21st Century Spy
There’s probably not a review to be found (in the UK anyway) that’s not going to compare this to Spooks in some way, and its understandable seen as it from the same production company and has slotted in to the schedule in the same spot. Add to that X-Files Executive producer Frank Spotnitz as the script writer, not only does it marry two of my favourite shows but as an audience we’re expecting a slick spy show with plenty of action and plot twists. One thing you can be sure it shares with Spooks is its penchant for implausibility merged with X-Files, “Trust No One” concept (minus the aliens though).
Australian actress Melissa George takes on the role of Sam, an ask no questions elite private intelligence officer for Byzantium who survives and attempt on her life while based on an op in Tangier, which she believes was orchestrated by someone on her own team – and quite possibly her boyfriend Aidan played by Adam Rayner. After a year of intense Rocky style training in Scotland she returns to the fold to seek out her assassin, while her employers watch her with trepidation wondering what she’s been up to for the past year.
The story hinges solely on Melissa George’s portrayal; she does the accent well, nifty on the hand to hand combat, however her character is a cliché in itself with the tortured childhood and flashbacks which could become tiresome. It’s very Nikitta/Dark Angel/Alias. The opening sequence shows a frenzied clinch between our stars which seems forced and for a couple who are supposed to be in love they appear very cold.
The drama has gone for a very artistic view of sweeping shots of monuments and it’s almost silent in some parts. However it does add a certain slick edge and cinematic feel to it.
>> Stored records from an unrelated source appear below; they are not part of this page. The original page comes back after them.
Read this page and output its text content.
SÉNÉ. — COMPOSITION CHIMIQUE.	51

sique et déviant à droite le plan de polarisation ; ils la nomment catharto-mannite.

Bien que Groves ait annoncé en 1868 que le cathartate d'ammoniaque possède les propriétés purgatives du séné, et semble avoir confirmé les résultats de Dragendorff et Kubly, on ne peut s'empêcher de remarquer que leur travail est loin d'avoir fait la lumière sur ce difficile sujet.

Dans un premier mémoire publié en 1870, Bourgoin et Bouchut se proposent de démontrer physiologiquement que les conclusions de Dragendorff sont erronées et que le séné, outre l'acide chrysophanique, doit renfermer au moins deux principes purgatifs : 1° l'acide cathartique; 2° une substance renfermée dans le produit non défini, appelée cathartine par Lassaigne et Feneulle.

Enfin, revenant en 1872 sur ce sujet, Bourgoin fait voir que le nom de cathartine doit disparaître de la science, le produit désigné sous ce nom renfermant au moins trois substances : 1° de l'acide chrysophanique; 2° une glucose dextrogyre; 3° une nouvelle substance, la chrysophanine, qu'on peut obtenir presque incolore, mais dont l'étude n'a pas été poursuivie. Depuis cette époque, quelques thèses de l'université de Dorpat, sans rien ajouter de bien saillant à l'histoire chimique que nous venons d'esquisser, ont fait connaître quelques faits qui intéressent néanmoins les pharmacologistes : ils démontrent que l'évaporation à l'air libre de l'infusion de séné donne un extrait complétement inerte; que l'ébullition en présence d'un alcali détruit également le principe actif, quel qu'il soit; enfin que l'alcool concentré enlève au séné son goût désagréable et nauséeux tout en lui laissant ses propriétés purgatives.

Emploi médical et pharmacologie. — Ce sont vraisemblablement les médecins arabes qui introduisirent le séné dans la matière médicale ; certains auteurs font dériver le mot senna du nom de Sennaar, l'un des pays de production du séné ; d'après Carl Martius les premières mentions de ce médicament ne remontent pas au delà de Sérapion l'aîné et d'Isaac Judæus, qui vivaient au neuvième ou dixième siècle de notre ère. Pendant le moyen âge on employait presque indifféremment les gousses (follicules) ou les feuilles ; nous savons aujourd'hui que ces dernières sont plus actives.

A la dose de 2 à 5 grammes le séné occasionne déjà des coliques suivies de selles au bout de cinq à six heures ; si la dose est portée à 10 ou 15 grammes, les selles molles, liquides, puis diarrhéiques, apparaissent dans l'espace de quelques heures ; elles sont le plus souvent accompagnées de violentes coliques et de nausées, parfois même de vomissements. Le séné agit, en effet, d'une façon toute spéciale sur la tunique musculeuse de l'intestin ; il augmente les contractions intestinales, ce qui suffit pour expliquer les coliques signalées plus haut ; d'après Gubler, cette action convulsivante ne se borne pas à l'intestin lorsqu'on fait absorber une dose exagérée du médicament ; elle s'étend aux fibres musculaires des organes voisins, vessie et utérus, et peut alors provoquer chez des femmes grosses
It would appear the producers have attempted to emulate The Killing’s and The Spiral’s slow quiet storytelling but with a spy and thriller element which unlike the Danish counterparts hasn’t succeeded in quite the same way. (Also not too surprising considering the production company is doing a Brit version of Borgen with David Tennant in the lead).
There’s definitely potential if we can get to know and discover more of the characters personalities. Aiden being the traitor is probably too obvious but then with Spotnitz’ writing there’s bound to be more twists and double-crossing’s to come. It was also a nice change to see a spy genre actually show the long game of going undercover as Sam Infiltrates the house of millionaire criminal Jack Turner posing as his grandson’s Nanny.
By focusing on the private sector of spies it opens up new avenues that are closed with MI5/6 due to public perception and the general laws of the land that private contractors slip below the radar on. So a lot more scope to work with as their clients could be good or bad.
Overall its a good start but needs improvement if its to engage for eight episodes (and a second rumoured series). Characters need to be fleshed out more and less flashbacks. The series encompasses a more American feel in an international setting with a kick ass female character, but lacks heart, however having seen the second episode it does engage and pick up pace considerably.
Eyes peeled: Although very different to Spooks keep your eyes peeled and you’ll spot lots of Spooks locations and similar plot lines. (Episode 2 is full of them).